The greatest difficulty lies in the dual nature of organic systems. Intramolecular interactions dominated by strong covalent bonds require the capture of high-energy states, while intermolecular forces must be characterized with sufficient fidelity to reproduce bulk properties. Traditional MLFF training, which is primarily driven by quantum mechanical reference data, often ignores extreme bond distortions and introduces structural defects such as nonphysical bond breaks during long simulations. On the other hand, although the model’s microscopic predictions (energy, force, radial distribution functions) may appear accurate, the macroscopic thermodynamic properties can deviate significantly from experimental values ​​due to poor modeling of intermolecular interactions.

To overcome these obstacles, Jiang’s team proposed a two-stage physical embedding framework. The first step is a physics-based adaptive bond length sampling method.
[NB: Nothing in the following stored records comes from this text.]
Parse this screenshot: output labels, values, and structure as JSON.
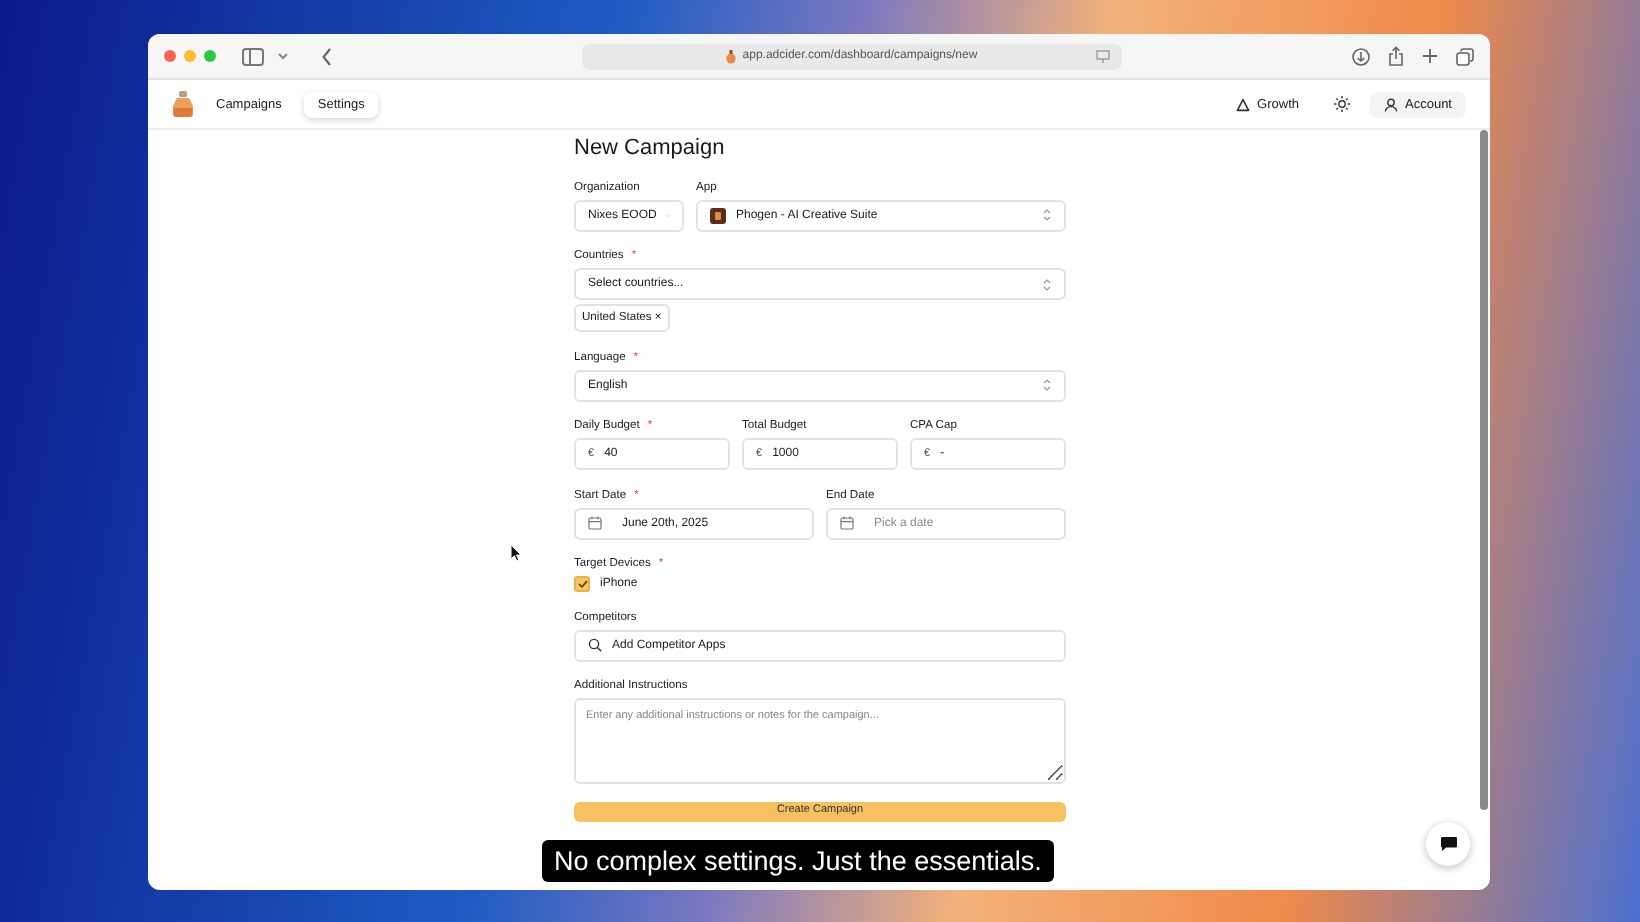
{
  "browser": {
    "url": "app.adcider.com/dashboard/campaigns/new"
  },
  "nav": {
    "items": [
      {
        "label": "Campaigns",
        "selected": false
      },
      {
        "label": "Settings",
        "selected": true
      }
    ],
    "growth": "Growth",
    "account": "Account"
  },
  "form": {
    "title": "New Campaign",
    "organization": {
      "label": "Organization",
      "value": "Nixes EOOD"
    },
    "app": {
      "label": "App",
      "value": "Phogen - AI Creative Suite"
    },
    "countries": {
      "label": "Countries",
      "mark": "*",
      "placeholder": "Select countries...",
      "tags": [
        {
          "label": "United States",
          "remove": "×"
        }
      ]
    },
    "language": {
      "label": "Language",
      "mark": "*",
      "value": "English"
    },
    "budgets": [
      {
        "label": "Daily Budget",
        "mark": "*",
        "currency": "€",
        "value": "40"
      },
      {
        "label": "Total Budget",
        "currency": "€",
        "value": "1000"
      },
      {
        "label": "CPA Cap",
        "currency": "€",
        "value": "-"
      }
    ],
    "dates": [
      {
        "label": "Start Date",
        "mark": "*",
        "value": "June 20th, 2025"
      },
      {
        "label": "End Date",
        "placeholder": "Pick a date"
      }
    ],
    "devices": {
      "label": "Target Devices",
      "mark": "*",
      "options": [
        {
          "label": "iPhone",
          "checked": true
        }
      ]
    },
    "competitors": {
      "label": "Competitors",
      "placeholder": "Add Competitor Apps"
    },
    "instructions": {
      "label": "Additional Instructions",
      "placeholder": "Enter any additional instructions or notes for the campaign..."
    },
    "submit": "Create Campaign"
  },
  "caption": "No complex settings. Just the essentials."
}
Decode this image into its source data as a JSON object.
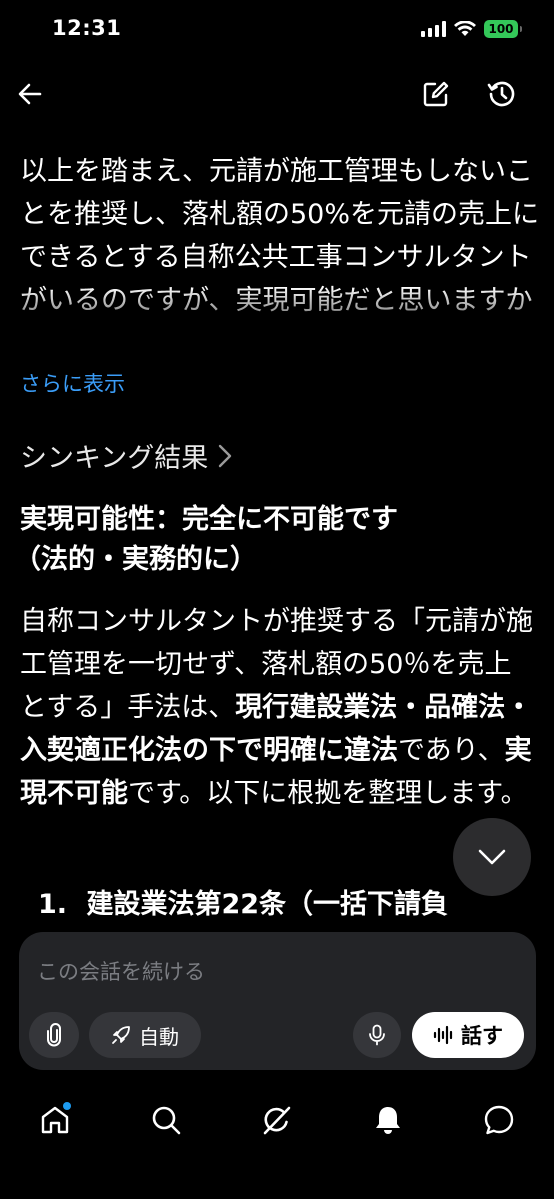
{
  "status": {
    "time": "12:31",
    "battery": "100"
  },
  "header": {
    "back": "back-arrow-icon",
    "edit": "edit-icon",
    "history": "history-icon"
  },
  "user_message": {
    "text": "以上を踏まえ、元請が施工管理もしないことを推奨し、落札額の50%を元請の売上にできるとする自称公共工事コンサルタントがいるのですが、実現可能だと思いますか",
    "show_more": "さらに表示"
  },
  "thinking": {
    "label": "シンキング結果",
    "chevron": "›"
  },
  "answer": {
    "heading_line1": "実現可能性：完全に不可能です",
    "heading_line2": "（法的・実務的に）",
    "p1": "自称コンサルタントが推奨する「元請が施工管理を一切せず、落札額の50％を売上とする」手法は、",
    "b1": "現行建設業法・品確法・入契適正化法の下で明確に違法",
    "p2": "であり、",
    "b2": "実現不可能",
    "p3": "です。以下に根拠を整理します。",
    "list_num": "1.",
    "list_text": "建設業法第22条（一括下請負"
  },
  "composer": {
    "placeholder": "この会話を続ける",
    "mode_label": "自動",
    "talk_label": "話す"
  },
  "colors": {
    "accent": "#3b9df7",
    "battery": "#34c759",
    "notification_dot": "#1d9bf0"
  }
}
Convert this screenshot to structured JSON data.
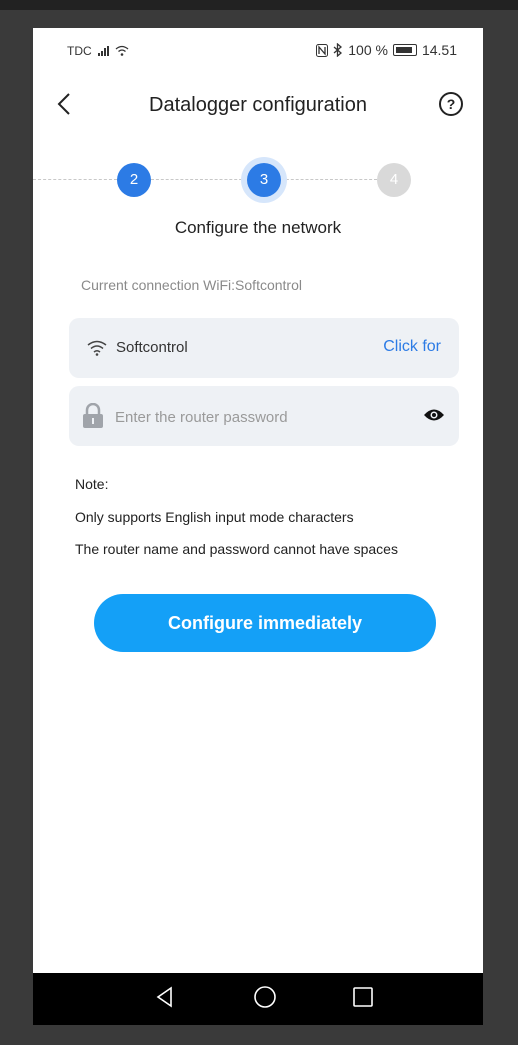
{
  "status_bar": {
    "carrier": "TDC",
    "battery_text": "100 %",
    "time": "14.51"
  },
  "header": {
    "title": "Datalogger configuration",
    "back_icon": "chevron-left-icon",
    "help_icon": "help-circle-icon",
    "help_glyph": "?"
  },
  "stepper": {
    "steps": [
      {
        "label": "2",
        "state": "done"
      },
      {
        "label": "3",
        "state": "active"
      },
      {
        "label": "4",
        "state": "todo"
      }
    ],
    "caption": "Configure the network"
  },
  "connection": {
    "text": "Current connection WiFi:Softcontrol"
  },
  "wifi_field": {
    "icon": "wifi-icon",
    "ssid": "Softcontrol",
    "action_label": "Click for"
  },
  "password_field": {
    "icon": "lock-icon",
    "placeholder": "Enter the router password",
    "value": "",
    "toggle_icon": "eye-icon"
  },
  "notes": {
    "title": "Note:",
    "lines": [
      "Only supports English input mode characters",
      "The router name and password cannot have spaces"
    ]
  },
  "cta": {
    "label": "Configure immediately"
  },
  "colors": {
    "primary": "#2c7be5",
    "button": "#14a0f7",
    "field_bg": "#eef1f5"
  }
}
This technique integrates empirical force field knowledge, specifically topology files outlining the classification of atoms and bonds along with bond force constants, into the data sampling pipeline. Unlike traditional uniform bond extension approaches, the adaptive method strategically targets high-energy bond regions that are commonly underestimated but prone to structural collapse and assigns sampling probabilities based on physical bond stiffness. This subtle sampling ensures comprehensive coverage of the important configuration space without inducing non-physical artifacts such as self-consistent field (SCF) non-convergence or anomalous forces.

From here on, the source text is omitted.